Introducing Intel® Advisor

The Intel® Advisor provides a set of tools that guide you - a developer familiar with your C/C++, C#, or Fortran program source code - to decide where to add parallel processing. By adding parallel processing to certain parts of your program, you can reduce your program's execution times on multi-core systems. Intel Advisor guides you through a sequence of steps that helps you incrementally analyze and transform certain serial portions of your program to prepare for the introduction of parallel processing (parallelism).

On Windows* OS systems, Intel Advisor is an add-in to Microsoft Visual Studio* and provides a GUI and a command line interface. On Linux* OS systems, Intel Advisor provides the same GUI and command line interface that it provides on Windows OS systems.

Intel Advisor is used early in the process of converting parts of a serial program to a parallel (multithreaded) program. It helps you explore and locate areas in which parallelism might provide significant benefit. It also helps you predict the costs and benefits of adding parallelism to those parts of your program, allowing you to experiment with where to add parallelism. Because it lets you experiment with your serial program as you prepare it for parallelism, Intel Advisor helps you minimize debugging non-deterministic parallel (multithreaded) code.

To profile and predict (model) your program's parallel behavior, Intel Advisor tools run and watch your program as it executes. You use Intel Advisor tools in the Intel Advisor GUI environment to observe and analyze your running serial program:

  • You identify the code regions where your program spends most of its time as possible places to add parallelism. To help you select places where you might add parallelism, use the Intel Advisor Survey tool, which profiles your running program.

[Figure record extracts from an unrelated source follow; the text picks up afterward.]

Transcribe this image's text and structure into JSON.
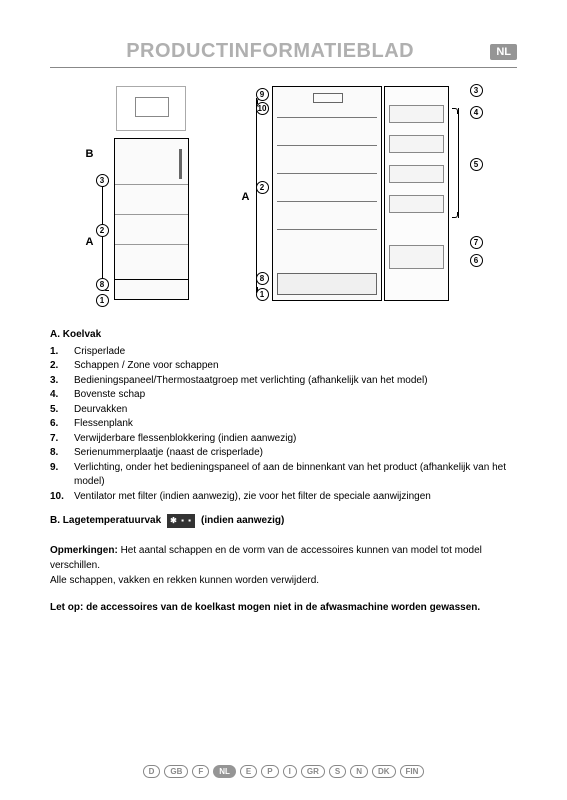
{
  "header": {
    "title": "PRODUCTINFORMATIEBLAD",
    "lang_badge": "NL"
  },
  "diagram": {
    "letters": {
      "A": "A",
      "B": "B"
    },
    "callouts": [
      "1",
      "2",
      "3",
      "4",
      "5",
      "6",
      "7",
      "8",
      "9",
      "10"
    ]
  },
  "legend": {
    "sectionA": {
      "head": "A.  Koelvak"
    },
    "items": [
      {
        "n": "1.",
        "t": "Crisperlade"
      },
      {
        "n": "2.",
        "t": "Schappen / Zone voor schappen"
      },
      {
        "n": "3.",
        "t": "Bedieningspaneel/Thermostaatgroep met verlichting (afhankelijk van het model)"
      },
      {
        "n": "4.",
        "t": "Bovenste schap"
      },
      {
        "n": "5.",
        "t": "Deurvakken"
      },
      {
        "n": "6.",
        "t": "Flessenplank"
      },
      {
        "n": "7.",
        "t": "Verwijderbare flessenblokkering (indien aanwezig)"
      },
      {
        "n": "8.",
        "t": "Serienummerplaatje (naast de crisperlade)"
      },
      {
        "n": "9.",
        "t": "Verlichting, onder het bedieningspaneel of aan de binnenkant van het product (afhankelijk van het model)"
      },
      {
        "n": "10.",
        "t": "Ventilator met filter (indien aanwezig), zie voor het filter de speciale aanwijzingen"
      }
    ],
    "sectionB": {
      "head_pre": "B.  Lagetemperatuurvak",
      "head_post": "(indien aanwezig)",
      "icon": "✱ ▪ ▪"
    }
  },
  "notes": {
    "head": "Opmerkingen:",
    "line1": " Het aantal schappen en de vorm van de accessoires kunnen van model tot model verschillen.",
    "line2": "Alle schappen, vakken en rekken kunnen worden verwijderd."
  },
  "warning": "Let op: de accessoires van de koelkast mogen niet in de afwasmachine worden gewassen.",
  "footer_langs": [
    "D",
    "GB",
    "F",
    "NL",
    "E",
    "P",
    "I",
    "GR",
    "S",
    "N",
    "DK",
    "FIN"
  ],
  "footer_active": "NL"
}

  • You modify your source code with your code editor to add one-line Intel Advisor annotations to mark the possible parallel code regions in your program. These annotations are recognized by the Intel Advisor Suitability and Correctness tools, which predict your program's parallel behavior.

  • You run the Suitability tool to analyze your running program to estimate the approximate parallel performance of the proposed parallel code regions. If the Suitability tool shows that one of the annotated parallel code regions does not improve performance, modify or remove the corresponding annotations.

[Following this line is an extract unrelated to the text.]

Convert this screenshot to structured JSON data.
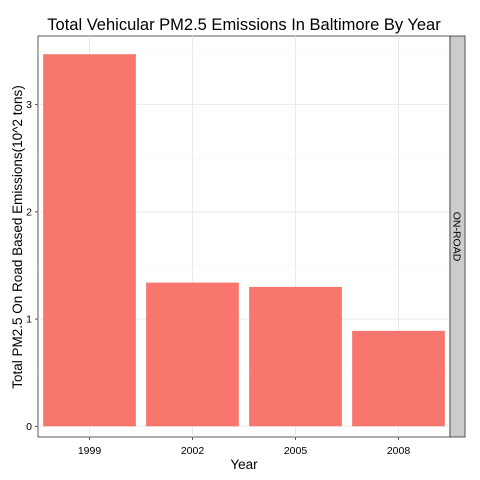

  • You run the Correctness tool to analyze your running program to predict data sharing problems that may occur when adding parallelism to the proposed parallel code regions, such as data race conditions. The Correctness tool helps you examine the sources to locate the cause of the data sharing problems. After you modify your program to fix the sharing problems, repeat this step until you eliminate the potential data sharing problems. After you fix the sharing problems, run the Suitability tool again.

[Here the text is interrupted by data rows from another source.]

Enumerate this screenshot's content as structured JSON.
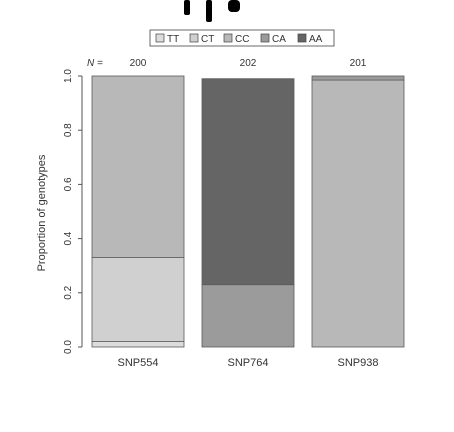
{
  "chart_data": {
    "type": "bar",
    "stacked": true,
    "title": "",
    "xlabel": "",
    "ylabel": "Proportion of genotypes",
    "ylim": [
      0.0,
      1.0
    ],
    "yticks": [
      "0.0",
      "0.2",
      "0.4",
      "0.6",
      "0.8",
      "1.0"
    ],
    "categories": [
      "SNP554",
      "SNP764",
      "SNP938"
    ],
    "n_prefix": "N =",
    "n_values": [
      "200",
      "202",
      "201"
    ],
    "legend_position": "top",
    "series": [
      {
        "name": "TT",
        "color": "#dcdcdc",
        "values": [
          0.02,
          0.0,
          0.0
        ]
      },
      {
        "name": "CT",
        "color": "#d0d0d0",
        "values": [
          0.31,
          0.0,
          0.0
        ]
      },
      {
        "name": "CC",
        "color": "#b8b8b8",
        "values": [
          0.67,
          0.0,
          0.985
        ]
      },
      {
        "name": "CA",
        "color": "#9b9b9b",
        "values": [
          0.0,
          0.23,
          0.015
        ]
      },
      {
        "name": "AA",
        "color": "#656565",
        "values": [
          0.0,
          0.76,
          0.0
        ]
      }
    ],
    "grid": false
  }
}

  • After you test your modified serial program, you add code that actually introduces parallelism. You select a parallel framework - such as Intel® Cilk™ Plus, OpenMP*, or Intel® Threading Building Blocks - and learn how to use it. After you add parallelism, test your parallel program using other Intel tools.

Adding parallelism is typically an iterative process. After you add parallelism to one part of your program, you can repeat the Intel Advisor workflow to locate additional code regions where you might add parallelism.

After building your parallel program, you can use other parts of the Intel® Parallel Studio XE, Intel® Cluster Studio XE, or similar Intel software suite products to help you add code that enables parallelism, as well as check and tune your program.

In some cases, it may not be feasible to add parallelism to a legacy serial program that is not properly structured to provide suitable performance gains or contains numerous data sharing conflicts.


Incompatible or proprietary instructions in non-Intel processors may cause the analysis capabilities of Intel Advisor to function incorrectly. Any attempt to analyze code not supported by Intel processors may lead to failures in this product.